Mais l’emprise de Beam sur l’équipe est intensifiée par son intérêt sincère pour chacun de ses joueurs en tant que personne en développement et en tant qu’athlète à succès. Et pour chaque menace de les castrer, l’entraîneur double ses paroles d’encouragement et de soutien émotionnel. C’est une race rare d’entraîneur de football. Celui qui parle de santé mentale et de TSPT. Il fait des exercices de respiration et encourage son équipe à faire de même. Lorsqu’un athlète est particulièrement en difficulté, il les réfère parfois à sa femme, une thérapeute professionnelle spécialisée dans les services aux personnes de couleur.

Mais surtout, Beam n’a pas peur d’assumer une partie de cette responsabilité. Lorsque Ray Ray est sur le banc avec une cheville cassée présumée et se met à pleurer, craignant de devoir passer une saison cruciale sur laquelle repose sa carrière, Beam le tient sur la touche et lui dit à plusieurs reprises: «Je t’ai eu. Il embrasse son front et agrippe ses épaules: « Je t’aime, mec. » Et Ray Ray le lui dit.

Dior Walker Scott dans Last Chance U: Laney (Gracieuseté de Netflix)

Ce qui est le plus prometteur, c’est la rapidité avec laquelle le style de coaching de Beam favorise une culture d’équipe positive. Les joueurs assument la responsabilité de leurs erreurs sur le terrain (« My bad y’all »), ils se font l’éloge de l’autre (« I’m so motherf ****** fier de toi, mec ») et se donnent du courage quand le tableau de bord est contre eux (« Où est ton putain de cran? Où est ton putain de coeur? »). Là où l’élément vital des saisons passées a été la colère et l’agression d’entraîneurs plus grands que nature, cette dernière série le dérive d’un endroit plus intime; la détermination partagée du joueur à surmonter les difficultés émotionnelles et économiques et son engagement sans faille à se soutenir mutuellement pour y parvenir.

Cela ne veut pas dire que la saison cinq manque de plans dramatiques au ralenti d’un ballon de football montant à travers les poteaux, de séquences mordantes d’un tableau de bord pour l’équipe adverse ou de sons croustillants d’un tacle particulièrement agressif. Comme d’habitude, la caméra de Whitley ne rate jamais sa cible le jour du match: ces garçons sont rendus surhumains alors qu’ils accomplissent des exploits improbables dans leurs propres costumes de héros d’épaulettes et de casques.

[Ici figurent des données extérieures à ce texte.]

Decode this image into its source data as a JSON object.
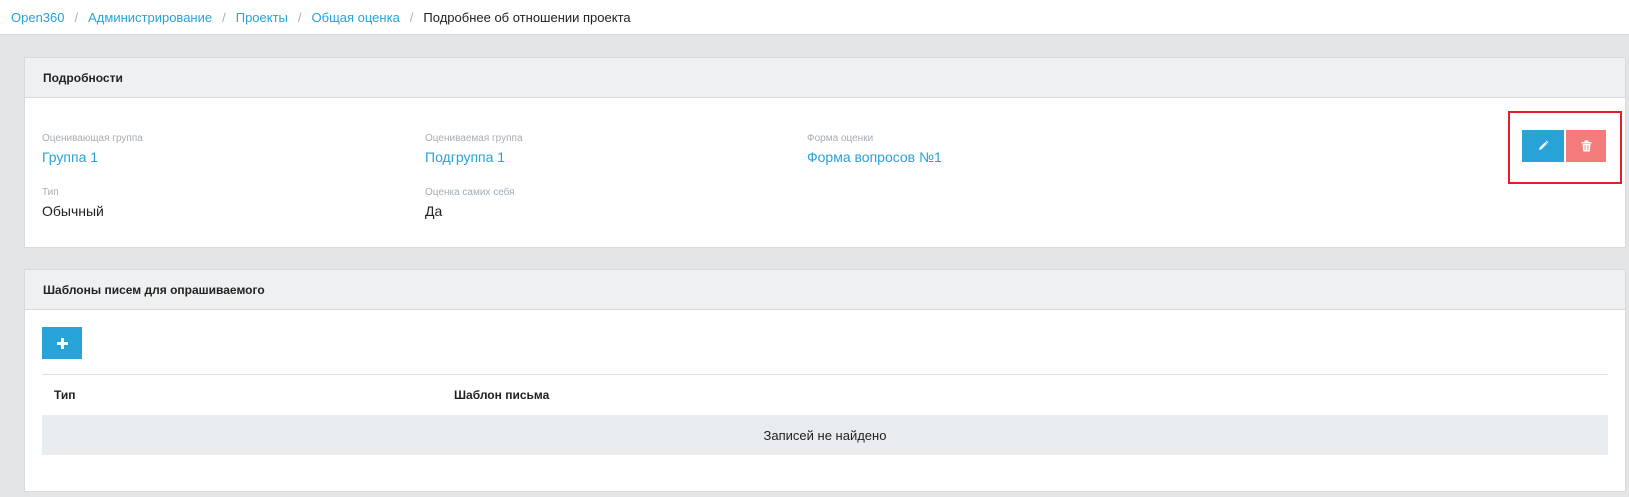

Mais ce qui est plus impressionnant que la capacité de la série à capturer ce fantasme, c’est sa volonté de le briser dans la scène suivante et, ce faisant, de révéler une vérité plus humaine: ces jeunes hommes ne jouent pas pour gagner, ils jouent pour survivre. . Et leurs motivations intenses à être sur le terrain n’ont pas du tout à voir avec le football. Plus important pour Taugavau que d’assister à un touché gagnant, c’est de convertir ses compétences en argent de couches pour ses bébés. Les documentaires sportifs ne sont jamais réellement sur le sport – Last Chance U: Laney en est un témoignage cinglant.